A Mexican fair trade activist reflects on the past two decades of battles against neoliberalism and for a more just and equitable alternative in the Americas.
Failed Economic Policies Have Contributed to Asylum Seekers
Many of the families detained at the U.S.-Mexico border have lost their livelihoods as the result of reforms that benefit elites in the United States and Latin American countries.
Research & Commentary
June 26, 2018
As a Mexican American and a father of two young children I am horrified to see the cruelty being inflicted on thousands of families that haven’t been as lucky as mine and have been separated at the US-Mexico border.
Feeling the heat from all sides, the president has reversed his separation policy and signed an executive order to keep families together.
But don’t be fooled. The administration’s immigration policy remains just as hateful — and hate-filled.
Families seeking asylum will still be detained and we still need to see how long it will take for families to reunite. But we also need to stop the creation of policies that steals people’s livelihoods — whether in Michigan or Michoacan, Mexico or Morazán in El Salvador.
These families are less lucky than mine, because I chose to migrate to the United States. Most of these families trying to cross by land do so because they have no choice. They have been forced to migrate from Mexico or Honduras or Guatemala or El Salvador or other countries.
These families have not chosen to come here because they like the USA lifestyle better than their own. These are families whose livelihoods have been destroyed by decades of failed economic policies led by the United States and the local elites of those countries, making their home countries dangerous and unlivable.
It is very unfortunate that rarely 2 & 2 are put together in the debates about migration. First, the U.S. government created the conditions that lead to displacement and then it punishes those same families that have been displaced. Unfettered free trade agreements, along with privatization of public services, are at the center of the issue.
Today’s immigration crisis started 24 years ago with the North American Free Trade Agreement (NAFTA), which lowered Mexican tarrifs on agricultural imports, leading to a flood of cheap U.S. corn and other basic food staples into the Mexican economy that forced millions of small Mexican farmers out of the market.
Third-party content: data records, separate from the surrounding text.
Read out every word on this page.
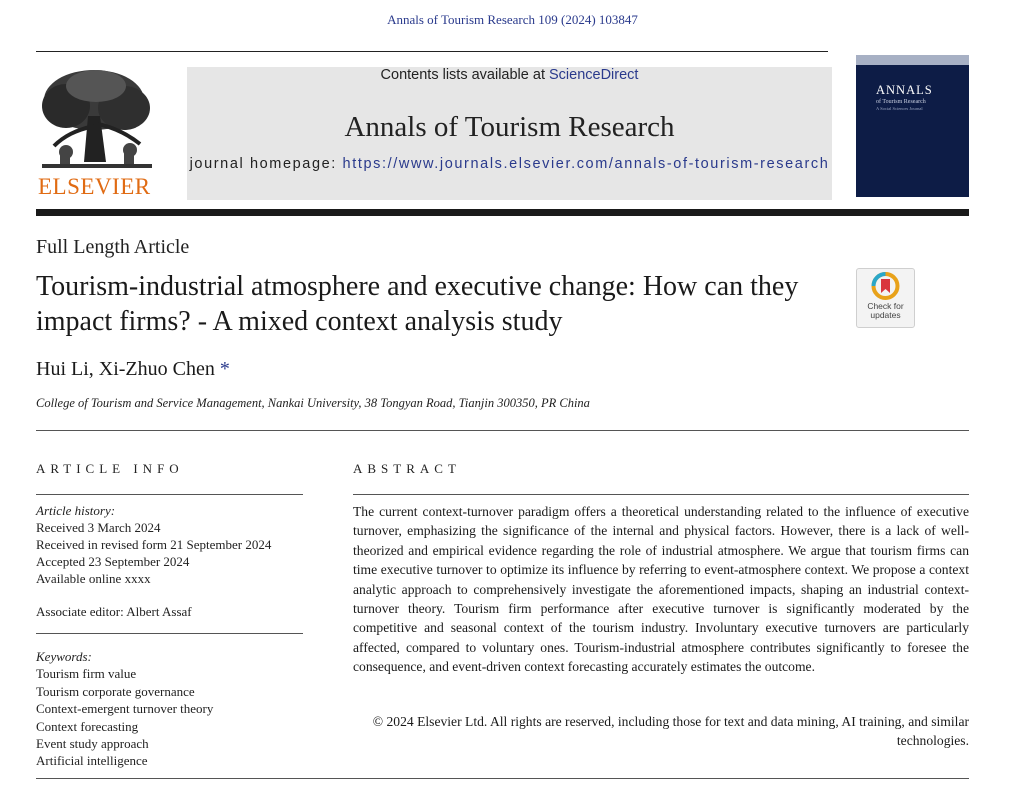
Annals of Tourism Research 109 (2024) 103847
ELSEVIER
Contents lists available at ScienceDirect
Annals of Tourism Research
journal homepage: https://www.journals.elsevier.com/annals-of-tourism-research
ANNALS
of Tourism Research
A Social Sciences Journal
Full Length Article
Tourism-industrial atmosphere and executive change: How can they impact firms? - A mixed context analysis study	Check for
updates
Hui Li, Xi-Zhuo Chen *
College of Tourism and Service Management, Nankai University, 38 Tongyan Road, Tianjin 300350, PR China
ARTICLE INFO	ABSTRACT
Article history:
Received 3 March 2024
Received in revised form 21 September 2024
Accepted 23 September 2024
Available online xxxx
Associate editor: Albert Assaf
Keywords:
Tourism firm value
Tourism corporate governance
Context-emergent turnover theory
Context forecasting
Event study approach
Artificial intelligence
The current context-turnover paradigm offers a theoretical understanding related to the influence of executive turnover, emphasizing the significance of the internal and physical factors. However, there is a lack of well-theorized and empirical evidence regarding the role of industrial atmosphere. We argue that tourism firms can time executive turnover to optimize its influence by referring to event-atmosphere context. We propose a context analytic approach to comprehensively investigate the aforementioned impacts, shaping an industrial context-turnover theory. Tourism firm performance after executive turnover is significantly moderated by the competitive and seasonal context of the tourism industry. Involuntary executive turnovers are particularly affected, compared to voluntary ones. Tourism-industrial atmosphere contributes significantly to foresee the consequence, and event-driven context forecasting accurately estimates the outcome.
© 2024 Elsevier Ltd. All rights are reserved, including those for text and data mining, AI training, and similar technologies.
Those farmers and their families had no choice but to migrate. This was the first big wave of migration from Mexico.
Then the same failed policies of destroying national small-scale production in favor of large corporate-led agricultural-exporting schemes were applied to Central American countries with the Central American Free Trade Agreement (CAFTA) in 2006.
Failed economic policies have also plunged Mexico and Central America into dependence on extractive industries, like mining projects that push people off their lands.
Now those families fleeing deteroriating conditions and major new threats to the environment are being maliciously detained instead of being taking as refugees.
What we are seeing today at the border is the very small tip of an enormous iceberg that has been there beneath the surface for more than three decades.
We need to reunite the families immediately. But we also need trade agreements that put an end to the destructive race to the bottom and increase living standards of workers in the U.S., Mexico, Central America and throughout the world.
The governments of the United States, Mexico, and Central American countries need to confront the root causes of migration and allow migrants the basic rights afforded to them by international laws.